Veteran of the Week | Captain Justin J. Ware, US Army

Highlands can take great pride in the many men and women who have volunteered or been drafted to serve the nation during all of its wars since the Revolution.

Not all of them can be acknowledged, praised or thanked, nor is the history of each and the sacrifices he or she made always fully known.

During November, will feature at least one Highlands veteran a week who has served our nation so admirably, and hopes it brings to mind other veterans who may not be recognized but are equally honored.

If you have a particular veteran whose story you would like told, I invite you to send a photo and information to


Capt. Ware’s story is one of extreme sacrifice and a life time of pain caused by injuries sustained during World War II as well as further sacrifices and dedication to the nation after he was discharged on April 16, 1946 due to those injuries

Born in Cincinnati, Ohio, Capt. Ware and his wife, Priscilla Thorburn Ware, lived on Portland Rd. for 33 years. He served as a captain with the US Army during World War II, serving in both the Naples-Foggie and Rome-Arno campaigns. He was captured and held in a prisoner of war prison , OFLAG64 in Szubin, Poland, before being freed and returned home with injuries and bodily deterioration.

During his active duty military service, Capt.

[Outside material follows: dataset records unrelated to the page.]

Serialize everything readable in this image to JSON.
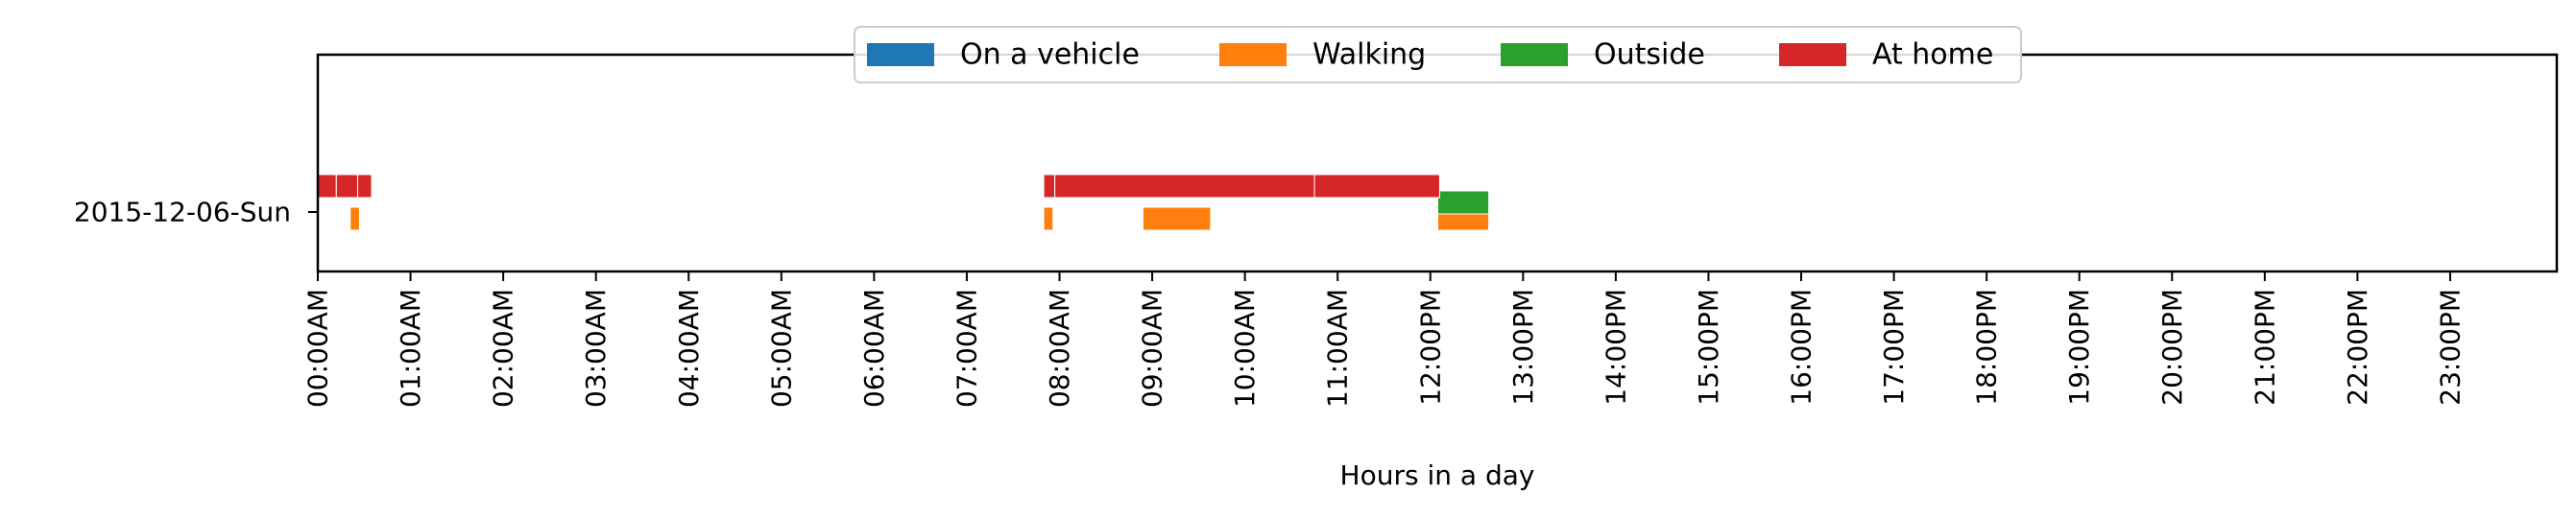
{
  "chart_data": {
    "type": "timeline",
    "xlabel": "Hours in a day",
    "xlim_hours": [
      0,
      24.15
    ],
    "x_ticks": [
      "00:00AM",
      "01:00AM",
      "02:00AM",
      "03:00AM",
      "04:00AM",
      "05:00AM",
      "06:00AM",
      "07:00AM",
      "08:00AM",
      "09:00AM",
      "10:00AM",
      "11:00AM",
      "12:00PM",
      "13:00PM",
      "14:00PM",
      "15:00PM",
      "16:00PM",
      "17:00PM",
      "18:00PM",
      "19:00PM",
      "20:00PM",
      "21:00PM",
      "22:00PM",
      "23:00PM"
    ],
    "y_categories": [
      "2015-12-06-Sun"
    ],
    "legend_placement": "upper-center",
    "grid": false,
    "series": [
      {
        "name": "On a vehicle",
        "color": "#1f77b4",
        "intervals": []
      },
      {
        "name": "Walking",
        "color": "#ff7f0e",
        "intervals": [
          [
            0.35,
            0.45
          ],
          [
            7.83,
            7.93
          ],
          [
            8.9,
            9.63
          ],
          [
            12.08,
            12.63
          ]
        ]
      },
      {
        "name": "Outside",
        "color": "#2ca02c",
        "intervals": [
          [
            12.08,
            12.63
          ]
        ]
      },
      {
        "name": "At home",
        "color": "#d62728",
        "intervals": [
          [
            0.0,
            0.2
          ],
          [
            0.2,
            0.43
          ],
          [
            0.43,
            0.58
          ],
          [
            7.83,
            7.95
          ],
          [
            7.95,
            10.75
          ],
          [
            10.75,
            12.1
          ]
        ]
      }
    ]
  }
}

Ware was awarded the World War II Victory ribbon, the American Theater ribbon, the Combat Infantry badge, the European African Middle Eastern Campaign with two bronze stars, as well as the Purple Heart with Oak Leaf Cluster, meaning he earned the Purple Heart for not one, but two different injuries at separate times.

But his military history and dedication to the nation did not end with his honorable discharge.

After the war, Capt. Ware went on to testify before a US military tribunal about numerous German war crimes. Included in his testimony are accounts of improper medical care while a prisoner at the Lazarat Military Hospital in Wolstein, Poland, testimony on the death of more than one prisoner of war whom he could specifically identify, as well as the sentence and executin of another American Prisoner of War. He also testified about the German confiscation of American military uniforms at prisoner of war camps.

After his discharge, Capt. Ware continued his work as a self-employed textile designer. Leaving Highlands to live in both Mexico and Washington for several years, he returned to Highlands in 1979 and spent approximately four more years here until he was transferred to a Veterans Memorial Home where he lived the last eight years of his life.

Capt. Ware died May 24, 1991, separated from his wife, and leaving no descendants. He was 79 years of age.